Também é importante ressaltar que privar o direito fundamental das crianças e adolescentes do ambiente escolar pode aliená-las de direitos como, por exemplo, uma alimentação segura, pois, com a volta da fome a escola, para muitos e muitas, também é lugar de refeição garantida. Além disto, poderemos estar acobertando violências físicas, abusos psicológicos e sexuais. Os números mostram que mais de 70% dos casos de abuso e exploração sexual de crianças e adolescentes são praticados por pais, mães, padrastos ou outros parentes das vítimas. Em mais de 70% dos registros, a violência foi cometida na casa do abusador ou da vítima. Professoras e professores são as mais importantes referências infantis para denunciar situações anômalas vividas em casa.

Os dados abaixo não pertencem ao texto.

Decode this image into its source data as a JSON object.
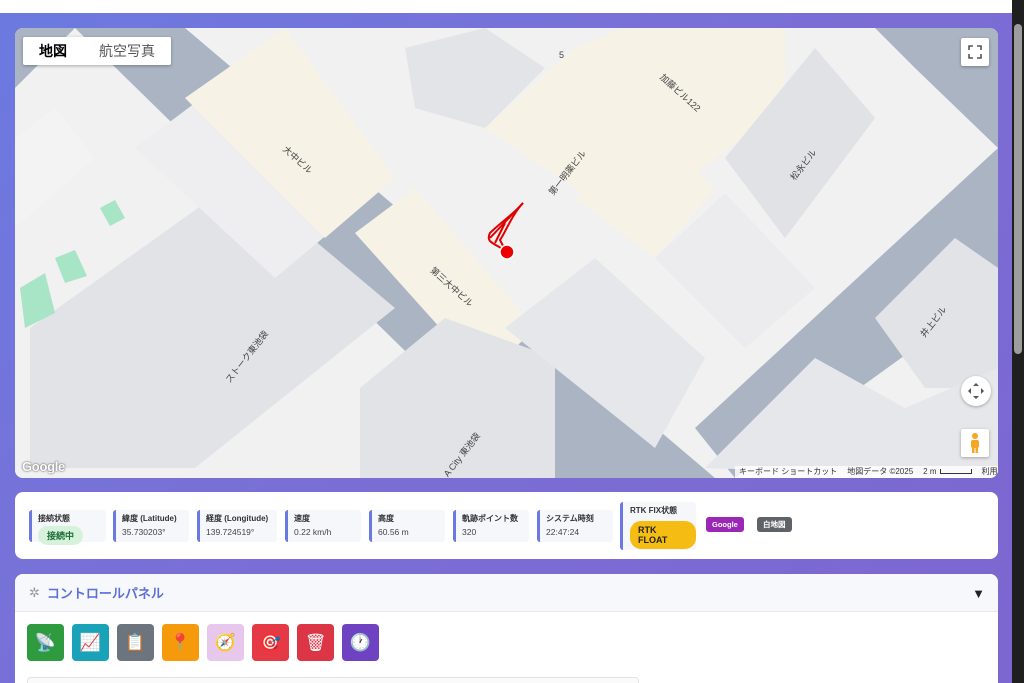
{
  "map": {
    "tabs": [
      "地図",
      "航空写真"
    ],
    "active_tab": "地図",
    "labels": {
      "block_number": "5",
      "kato": "加藤ビル122",
      "daiichi": "第一明薬ビル",
      "matsunaga": "松永ビル",
      "onaka": "大中ビル",
      "daisan": "第三大中ビル",
      "stork": "ストーク東池袋",
      "city": "A City 東池袋",
      "inoue": "井上ビル"
    },
    "google_logo": "Google",
    "attribution": {
      "shortcuts": "キーボード ショートカット",
      "map_data": "地図データ ©2025",
      "scale": "2 m",
      "terms": "利用規約"
    },
    "colors": {
      "road": "#aab4c3",
      "building": "#e8e9ec",
      "highlight_building": "#f6f3e6",
      "track": "#e00000",
      "marker": "#ee0000",
      "park": "#a8e4c6"
    },
    "icons": [
      "fullscreen-icon",
      "camera-control-icon",
      "pegman-icon"
    ]
  },
  "status": {
    "connection": {
      "label": "接続状態",
      "value": "接続中"
    },
    "latitude": {
      "label": "緯度 (Latitude)",
      "value": "35.730203°"
    },
    "longitude": {
      "label": "経度 (Longitude)",
      "value": "139.724519°"
    },
    "speed": {
      "label": "速度",
      "value": "0.22 km/h"
    },
    "altitude": {
      "label": "高度",
      "value": "60.56 m"
    },
    "track_points": {
      "label": "軌跡ポイント数",
      "value": "320"
    },
    "system_time": {
      "label": "システム時刻",
      "value": "22:47:24"
    },
    "rtk": {
      "label": "RTK FIX状態",
      "value": "RTK FLOAT"
    },
    "map_buttons": [
      "Google",
      "白地図"
    ]
  },
  "control_panel": {
    "title": "コントロールパネル",
    "toggle": "▼",
    "gear": "✲",
    "tools": [
      {
        "name": "satellite-icon",
        "glyph": "📡",
        "color": "#2e9b3f"
      },
      {
        "name": "chart-icon",
        "glyph": "📈",
        "color": "#1aa3b8"
      },
      {
        "name": "clipboard-icon",
        "glyph": "📋",
        "color": "#6c757d"
      },
      {
        "name": "pin-icon",
        "glyph": "📍",
        "color": "#f59b0b"
      },
      {
        "name": "compass-icon",
        "glyph": "🧭",
        "color": "#e7c8ec"
      },
      {
        "name": "target-icon",
        "glyph": "🎯",
        "color": "#e63946"
      },
      {
        "name": "trash-icon",
        "glyph": "🗑",
        "color": "#dc3545"
      },
      {
        "name": "clock-icon",
        "glyph": "🕐",
        "color": "#6f42c1"
      }
    ]
  }
}
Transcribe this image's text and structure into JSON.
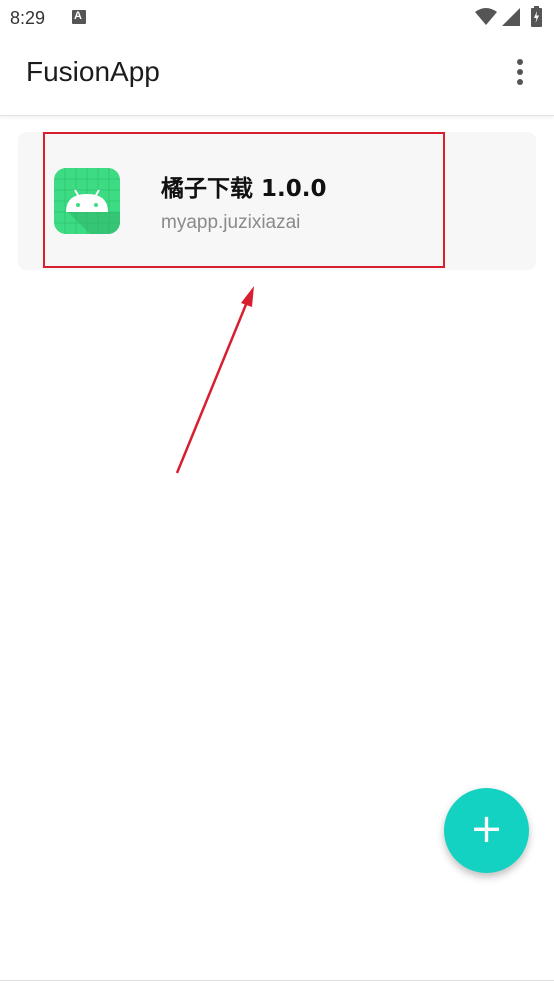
{
  "status_bar": {
    "time": "8:29",
    "notification_icon": "text-a-icon",
    "wifi_icon": "wifi-icon",
    "signal_icon": "cell-signal-icon",
    "battery_icon": "battery-charging-icon"
  },
  "app_bar": {
    "title": "FusionApp",
    "menu_icon": "more-vert-icon"
  },
  "projects": [
    {
      "icon": "android-app-icon",
      "name": "橘子下载 1.0.0",
      "package": "myapp.juzixiazai"
    }
  ],
  "fab": {
    "icon": "add-icon",
    "symbol": "+"
  },
  "colors": {
    "accent": "#14d2c1",
    "annotation_red": "#d71f2f",
    "icon_green": "#3ddc84"
  }
}
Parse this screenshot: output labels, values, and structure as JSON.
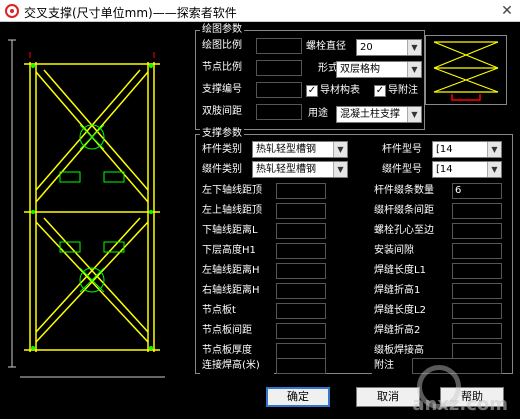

Então, nada mais conveniente àqueles que cometem crimes gravíssimos como pedofilia, ou violências de todo o tipo, que privar crianças e adolescentes do convívio, para impedir o mundo de ver a violência que sofrem.

O quadro muda na escola. As trabalhadoras(es) em educação, como professoras(es), psicólogas(os) e orientadoras(res) educacionais, que atuam no ambiente escolar, possuem formação profissional que dá conta de identificar possíveis abusos contra crianças e adolescentes e estão inseridos em uma rede que tem contato direto com os Conselhos Tutelares e os órgãos de justiça. Portanto, a possibilidade de um grande número de crianças e adolescentes fora do ambiente escolar tende a potencializar a violência e exploração sexual.

Lugar de criança é na escola e escola é meio de inserção no mundo. Local para conhecer a diversidade cultural e humana e ter compreensão da diversidade de pensamentos existentes no mundo.

Em resumo, o papel da família na educação existe e é extremamente importante, mas não exclusivo. Não é possível confundir educação doméstica com educação escolar. Uma trata do cuidado no momento do nascimento, nos encontros, nas festas, na supervisão cotidiana e nos valores, que são inalienáveis ao ser humano. Mas esse aspecto é totalmente distinto da educação escolar que é papel do Estado e que pode ser compartilhada com a escola privada, desde que parte da rede regular de ensino.

Votamos contra o PL na CCJ e lutamos para que seja vetada pelo governador Eduardo Leite a Lei aprovada pela Assembleia Legislativa do Estado. Defendemos a escola como o espaço democrático de construção da sociabilidade, do saber, da solidariedade, da diversidade e do respeito.

[1] O Estatuto da Criança e do Adolescente (Lei 8069/90), no Art. 55 diz que os pais ou responsáveis têm a obrigação de matricular seus filhos ou pupilos na rede regular de ensino.

[2] O Art. 6º da LDB ( lei 9394/96) reitera a obrigação que foi estabelecida pelo ECA que diz que é dever dos pais ou responsáveis efetuar a matrícula dos menores, a partir dos sete anos de idade, no ensino fundamental.

[3] O Código Penal, também, assegura que será considerado crime de abandono intelectual: – “Art. 246. Deixar, sem justa causa, de prover a instrução primária de filho em idade escolar”. Pena de detenção de 15 (quinze) dias a 01 mês, ou multa.

(*) Maria do Rosário é professora, mestre em Educação e doutora em Ciência Política pela UFRGS. Foi Ministra de Direitos Humanos durante o Governo da Presidenta Dilma Rousseff. Atualmente é deputada federal.

* Este é um artigo de opinião. A visão da autora não necessariamente expressa a linha editorial do jornal Brasil de Fato.